Tout vote est une sorte de jeu, comme les échecs ou le trictrac, avec en plus une légère nuance morale où le bien et le mal sont l’enjeu ; les problèmes moraux et les paris, naturellement l’accompagnent. Le caractère des votants est hors jeu. je donne mon vote, c’est possible, à ce que j’estime juste ; mais il ne m’est pas d’une importance vitale que ce juste l’emporte. Je veux bien l’abandonner à la majorité. Son urgence s’impose toujours en raison de son opportunité. Même voter pour ce qui est juste, ce n’est rien faire pour la justice. Cela revient à exprimer mollement votre désir qu’elle l’emporte. Un sage n’abandonne pas la justice aux caprices du hasard ; il ne souhaite pas non plus qu’elle l’emporte par le pouvoir d’une majorité. Il y a bien peu de vertu dans l’action des masses humaines. Lorsqu’à la longue la majorité votera pour l’abolition de l’esclavage, ce sera soit par indifférence à l’égard de l’esclavage, soit pour la raison qu’il ne restera plus d’esclavage à abolir par le vote. Ce seront eux, alors, les véritables esclaves. Seul peut hâter l’abolition de l’esclavage, celui qui, par son vote, affirme sa propre liberté.
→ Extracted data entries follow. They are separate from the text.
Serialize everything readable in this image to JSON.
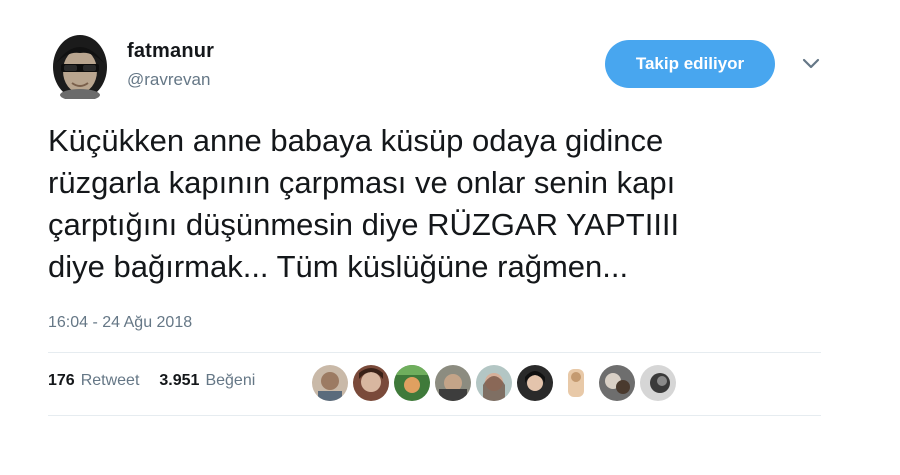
{
  "user": {
    "name": "fatmanur",
    "handle": "@ravrevan"
  },
  "follow_button": {
    "label": "Takip ediliyor",
    "color": "#48a6ef"
  },
  "tweet": {
    "lines": [
      "Küçükken anne babaya küsüp odaya gidince",
      "rüzgarla kapının çarpması ve onlar senin kapı",
      "çarptığını düşünmesin diye RÜZGAR YAPTIIII",
      "diye bağırmak... Tüm küslüğüne rağmen..."
    ],
    "timestamp": "16:04 - 24 Ağu 2018"
  },
  "stats": {
    "retweet_count": "176",
    "retweet_label": "Retweet",
    "like_count": "3.951",
    "like_label": "Beğeni"
  },
  "icons": {
    "caret": "chevron-down-icon"
  }
}
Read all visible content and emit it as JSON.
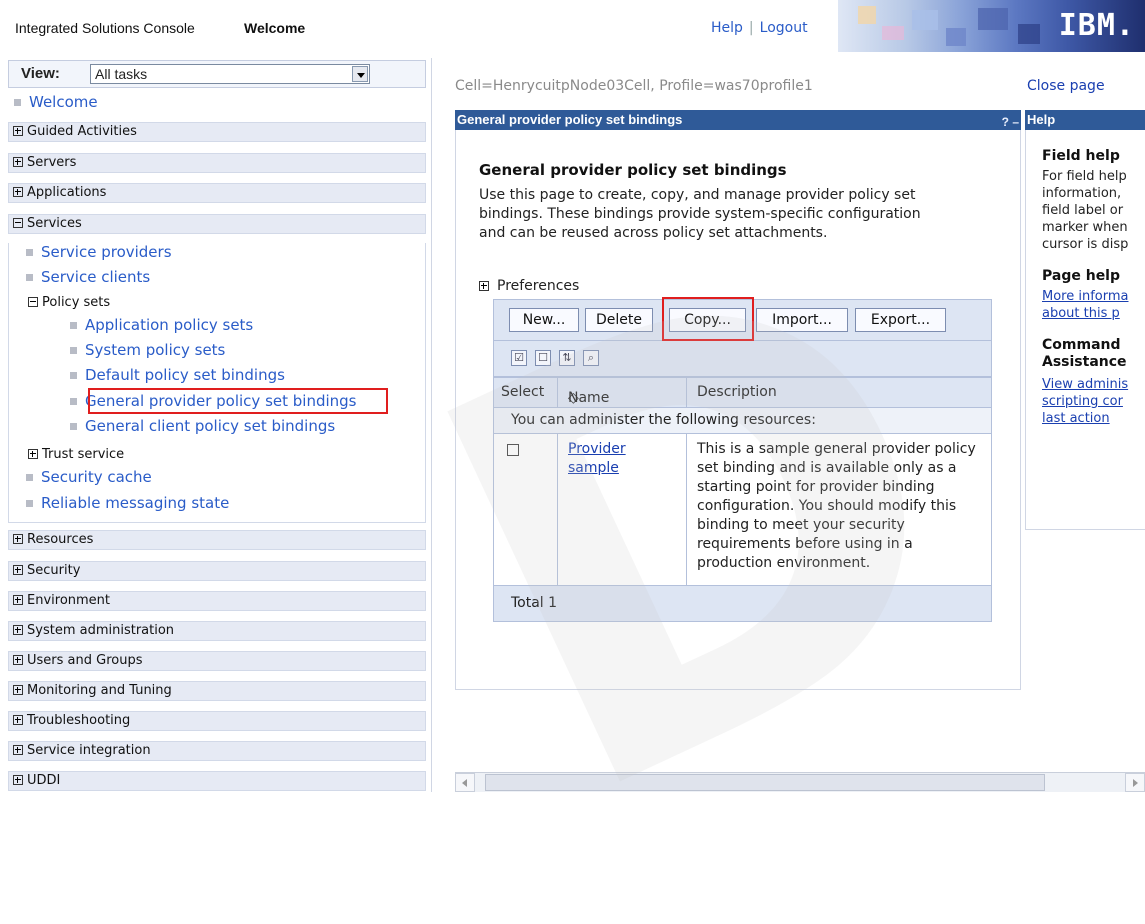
{
  "banner": {
    "title": "Integrated Solutions Console",
    "welcome": "Welcome",
    "help_link": "Help",
    "separator": "|",
    "logout_link": "Logout",
    "logo": "IBM."
  },
  "nav": {
    "view_label": "View:",
    "view_value": "All tasks",
    "welcome": "Welcome",
    "categories": [
      {
        "label": "Guided Activities",
        "expanded": false
      },
      {
        "label": "Servers",
        "expanded": false
      },
      {
        "label": "Applications",
        "expanded": false
      },
      {
        "label": "Services",
        "expanded": true
      },
      {
        "label": "Resources",
        "expanded": false
      },
      {
        "label": "Security",
        "expanded": false
      },
      {
        "label": "Environment",
        "expanded": false
      },
      {
        "label": "System administration",
        "expanded": false
      },
      {
        "label": "Users and Groups",
        "expanded": false
      },
      {
        "label": "Monitoring and Tuning",
        "expanded": false
      },
      {
        "label": "Troubleshooting",
        "expanded": false
      },
      {
        "label": "Service integration",
        "expanded": false
      },
      {
        "label": "UDDI",
        "expanded": false
      }
    ],
    "services_items": {
      "service_providers": "Service providers",
      "service_clients": "Service clients",
      "policy_sets": "Policy sets",
      "application_policy_sets": "Application policy sets",
      "system_policy_sets": "System policy sets",
      "default_policy_set_bindings": "Default policy set bindings",
      "general_provider_policy_set_bindings": "General provider policy set bindings",
      "general_client_policy_set_bindings": "General client policy set bindings",
      "trust_service": "Trust service",
      "security_cache": "Security cache",
      "reliable_messaging_state": "Reliable messaging state"
    }
  },
  "main": {
    "cell_line": "Cell=HenrycuitpNode03Cell, Profile=was70profile1",
    "close_page": "Close page",
    "portlet_title": "General provider policy set bindings",
    "portlet_controls": "? –",
    "heading": "General provider policy set bindings",
    "description": "Use this page to create, copy, and manage provider policy set bindings. These bindings provide system-specific configuration and can be reused across policy set attachments.",
    "preferences": "Preferences",
    "buttons": {
      "new": "New...",
      "delete": "Delete",
      "copy": "Copy...",
      "import": "Import...",
      "export": "Export..."
    },
    "table": {
      "headers": {
        "select": "Select",
        "name": "Name",
        "sort_glyph": "◇",
        "description": "Description"
      },
      "resources_message": "You can administer the following resources:",
      "rows": [
        {
          "name": "Provider sample",
          "description": "This is a sample general provider policy set binding and is available only as a starting point for provider binding configuration. You should modify this binding to meet your security requirements before using in a production environment."
        }
      ],
      "total_label": "Total",
      "total_value": "1"
    }
  },
  "help": {
    "title": "Help",
    "field_help_heading": "Field help",
    "field_help_lines": [
      "For field help",
      "information,",
      "field label or",
      "marker when",
      "cursor is disp"
    ],
    "page_help_heading": "Page help",
    "page_help_links": [
      "More informa",
      "about this p"
    ],
    "command_heading_1": "Command",
    "command_heading_2": "Assistance",
    "command_links": [
      "View adminis",
      "scripting cor",
      "last action"
    ]
  },
  "colors": {
    "portlet_title_bg": "#2f5a98",
    "link": "#1a3fb0",
    "highlight": "#e01e1e",
    "table_header_bg": "#dde5f3"
  }
}
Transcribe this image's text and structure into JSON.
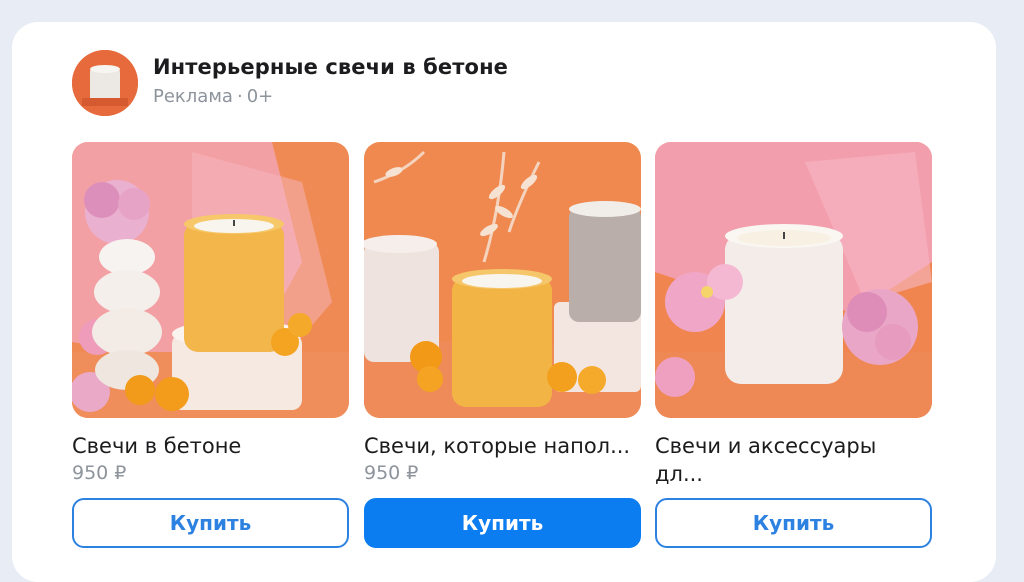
{
  "ad": {
    "title": "Интерьерные свечи в бетоне",
    "label": "Реклама",
    "separator": "·",
    "age_rating": "0+"
  },
  "products": [
    {
      "name": "Свечи в бетоне",
      "price": "950 ₽",
      "button": "Купить",
      "image": "candle-yellow-with-flowers"
    },
    {
      "name": "Свечи, которые напол...",
      "price": "950 ₽",
      "button": "Купить",
      "image": "candles-three-pots"
    },
    {
      "name": "Свечи и аксессуары дл...",
      "price": "",
      "button": "Купить",
      "image": "candle-white-with-pink-flowers"
    }
  ],
  "colors": {
    "accent": "#0b7df0",
    "outline": "#2d81e0",
    "background": "#e8edf5",
    "image_orange": "#f28a52"
  }
}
J’entends parler d’une "Convention" prévue à Baltimore ou ailleurs pour choisir un candidat à la Présidence ; cette "Convention" serait principalement constituée de rédacteurs en chef de journaux et de politiciens de carrière ; mais moi, je me dis : qu’importe à un homme indépendant, intelligent et respectable la décision où ils peuvent aboutir ? N’aurons-nous pas quand même le bénéfice de la sagesse et de l’honnêteté de cet homme-là ? Ne pouvons-nous tabler sur des votes indépendants ? Le pays ne compte-t-il pas nombre d’individus qui n’assistent pas aux conventions ? Mais non, je m’aperçois que des hommes honorables, ou soi-disant tels, ont immédiatement dévié de leur position et désespèrent de leur pays, alors que leur pays aurait bien plutôt sujet de désespérer d’eux. Ils adoptent sans tarder un des candidats ainsi choisis comme le seul disponible, prouvant ainsi leur propre disponibilité aux desseins du démagogue. Leur voix n’a pas plus de valeur que celle d’un quelconque étranger sans principes ou d’un Américain qui s’est vendu. Oh ! que ne puis-je trouver un homme, un vrai, comme dit l’autre pas une chiffe qu’on retourne comme un gant ! Nos statistiques sont en défaut : le chiffre de la population a été surfait. Combien d’hommes y a-t-il dans ce pays pour 1 000 m2 ? A peine un. L’Amérique n’offre-t-elle pas aux hommes la moindre tentation de venir s’y fixer ? L’Américain s’est réduit à n’être qu’un "Membre Affilié" - type reconnaissable à l’hypertrophie de son sens grégaire et à un manque manifeste d’intellect et d’allègre confiance en soi - dont le premier et le principal souci en venant au monde est de veiller à l’entretien des Hospices et - avant même d’avoir endossé comme il se doit la Toge virile - de s’en aller ouvrir une souscription pour le soutien des veuves et des orphelins éventuels ; qui, en un mot, ne s’aventure à vivre que soutenu par sa Compagnie d’Assurances Mutuelles, en échange de la promesse d’un bel enterrement.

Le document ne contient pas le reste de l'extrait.